Operons for biosynthesis of antifungal compounds surfactin and fengycin, but not iturin, were identified. Reciprocal BLASTs for antimicrobial lipopeptides, using Bacillus amyloliquefaciens FZB42 as a reference, led to identification (>92% identity) of operons corresponding to the surfactin and fengycin biosynthetic pathways. These identifications were bolstered by conserved synteny in the genes within and surrounding these operons. BLAST against the RRC101 genome using the bacillomycin (iturin) operon failed to identify significantly similar genes outside of the already identified fengycin or surfactin pathways, suggesting that RRC101 lacks the PKS-NRPS genes for bacillomycin synthetase and thus likely produces only the fengycin and surfactin class lipopeptides. Preliminary biochemical analyses have indicated that, indeed, several molecular variants of surfactin and fengycin are produced by strain RRC101 (A. A. Blacutt, unpublished data). Additionally, operons for biosynthesis of a bacillibactin-like siderophore, the antibiotic bacilysin, and a number of polyketide synthetase genes similar to those involved in bacillaene production in FZB42 were also identified.

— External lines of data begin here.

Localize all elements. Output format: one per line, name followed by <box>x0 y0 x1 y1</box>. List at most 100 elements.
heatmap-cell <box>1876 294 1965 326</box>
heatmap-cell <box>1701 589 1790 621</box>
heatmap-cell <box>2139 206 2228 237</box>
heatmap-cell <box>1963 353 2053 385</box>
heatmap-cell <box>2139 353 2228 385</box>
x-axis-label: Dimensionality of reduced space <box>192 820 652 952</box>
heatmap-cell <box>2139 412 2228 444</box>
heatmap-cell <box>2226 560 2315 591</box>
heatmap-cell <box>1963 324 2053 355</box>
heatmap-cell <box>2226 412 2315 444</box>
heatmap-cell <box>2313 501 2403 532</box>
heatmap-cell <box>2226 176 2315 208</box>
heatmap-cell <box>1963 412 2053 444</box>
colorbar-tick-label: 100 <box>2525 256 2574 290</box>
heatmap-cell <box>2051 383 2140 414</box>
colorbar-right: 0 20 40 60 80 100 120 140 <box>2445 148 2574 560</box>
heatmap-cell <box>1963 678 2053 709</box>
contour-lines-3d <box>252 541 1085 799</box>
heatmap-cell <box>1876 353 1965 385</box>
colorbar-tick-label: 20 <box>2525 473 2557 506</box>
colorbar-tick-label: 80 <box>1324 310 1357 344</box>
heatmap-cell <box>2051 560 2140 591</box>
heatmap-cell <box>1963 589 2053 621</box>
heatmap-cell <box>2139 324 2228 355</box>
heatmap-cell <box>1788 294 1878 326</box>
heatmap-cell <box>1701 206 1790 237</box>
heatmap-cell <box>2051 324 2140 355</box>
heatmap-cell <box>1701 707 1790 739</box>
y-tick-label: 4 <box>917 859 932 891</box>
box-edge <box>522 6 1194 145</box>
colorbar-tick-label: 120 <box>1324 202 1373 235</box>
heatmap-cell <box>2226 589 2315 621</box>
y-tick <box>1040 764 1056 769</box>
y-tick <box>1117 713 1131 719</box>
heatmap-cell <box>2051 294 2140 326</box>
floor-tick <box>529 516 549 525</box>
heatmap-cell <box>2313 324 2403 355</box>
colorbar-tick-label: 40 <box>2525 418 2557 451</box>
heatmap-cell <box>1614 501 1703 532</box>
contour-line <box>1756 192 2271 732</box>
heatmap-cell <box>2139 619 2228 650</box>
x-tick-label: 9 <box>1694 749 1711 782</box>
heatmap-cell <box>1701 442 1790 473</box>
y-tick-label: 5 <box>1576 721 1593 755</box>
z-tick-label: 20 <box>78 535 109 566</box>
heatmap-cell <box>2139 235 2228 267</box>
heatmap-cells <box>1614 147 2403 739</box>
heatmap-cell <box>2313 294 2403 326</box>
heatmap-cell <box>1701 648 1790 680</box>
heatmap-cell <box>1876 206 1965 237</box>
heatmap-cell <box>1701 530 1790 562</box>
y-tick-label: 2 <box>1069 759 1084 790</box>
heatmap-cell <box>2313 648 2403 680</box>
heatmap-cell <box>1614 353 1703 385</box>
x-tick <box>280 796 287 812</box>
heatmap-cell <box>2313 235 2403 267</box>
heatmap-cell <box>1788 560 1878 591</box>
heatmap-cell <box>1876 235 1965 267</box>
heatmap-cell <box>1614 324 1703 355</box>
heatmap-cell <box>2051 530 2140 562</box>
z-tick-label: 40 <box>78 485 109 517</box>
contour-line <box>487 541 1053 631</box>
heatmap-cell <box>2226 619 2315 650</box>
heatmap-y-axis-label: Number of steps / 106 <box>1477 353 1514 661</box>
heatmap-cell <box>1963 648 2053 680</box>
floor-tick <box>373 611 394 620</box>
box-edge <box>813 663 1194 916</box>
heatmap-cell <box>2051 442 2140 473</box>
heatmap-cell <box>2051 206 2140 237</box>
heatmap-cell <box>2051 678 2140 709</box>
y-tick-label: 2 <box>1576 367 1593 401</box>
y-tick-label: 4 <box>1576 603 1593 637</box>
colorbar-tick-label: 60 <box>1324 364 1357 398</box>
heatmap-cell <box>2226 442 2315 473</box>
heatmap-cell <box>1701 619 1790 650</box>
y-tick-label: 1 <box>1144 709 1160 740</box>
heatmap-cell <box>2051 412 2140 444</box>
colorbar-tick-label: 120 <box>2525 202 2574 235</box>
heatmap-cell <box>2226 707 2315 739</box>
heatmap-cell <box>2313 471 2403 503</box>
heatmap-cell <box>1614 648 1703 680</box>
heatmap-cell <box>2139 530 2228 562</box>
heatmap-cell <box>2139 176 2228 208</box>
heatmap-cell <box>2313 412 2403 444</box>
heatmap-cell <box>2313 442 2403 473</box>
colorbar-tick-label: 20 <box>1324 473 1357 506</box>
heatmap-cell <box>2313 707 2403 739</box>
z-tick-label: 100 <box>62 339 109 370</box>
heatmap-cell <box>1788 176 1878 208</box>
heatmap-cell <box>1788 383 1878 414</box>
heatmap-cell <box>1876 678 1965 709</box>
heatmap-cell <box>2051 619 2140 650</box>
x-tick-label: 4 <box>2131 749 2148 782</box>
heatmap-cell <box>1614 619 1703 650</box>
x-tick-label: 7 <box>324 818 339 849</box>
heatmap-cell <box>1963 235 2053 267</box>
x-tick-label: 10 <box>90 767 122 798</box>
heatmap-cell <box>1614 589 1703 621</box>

RRC101 possesses a number of genes with likely relevance to rhizosphere competence and endophytism. Specifically, quercetin dioxygenase and acetoin reductase are likely involved in plant-microbe signaling (5), with the former degrading plant-produced antimicrobial root exudates (6) and the latter having implications as producing a known plant growth–promoting volatile compound that likely contributes to the observed enhancement in maize (2) and Arabidopsis (M. Rath, unpublished data). Further, whereas the endophytic trait of B. mojavensis RRC101 and other bacteria is likely multifactorial, the presence in the genome of genes typically involved in plant colonization, like pectin lyase, expansin, etc., provides mechanistic clues to endophytic competence (7).

Nucleotide sequence accession number.

The genome sequence of B. mojavensis RRC101 has been deposited at NCBI under the accession number ASJT01000101.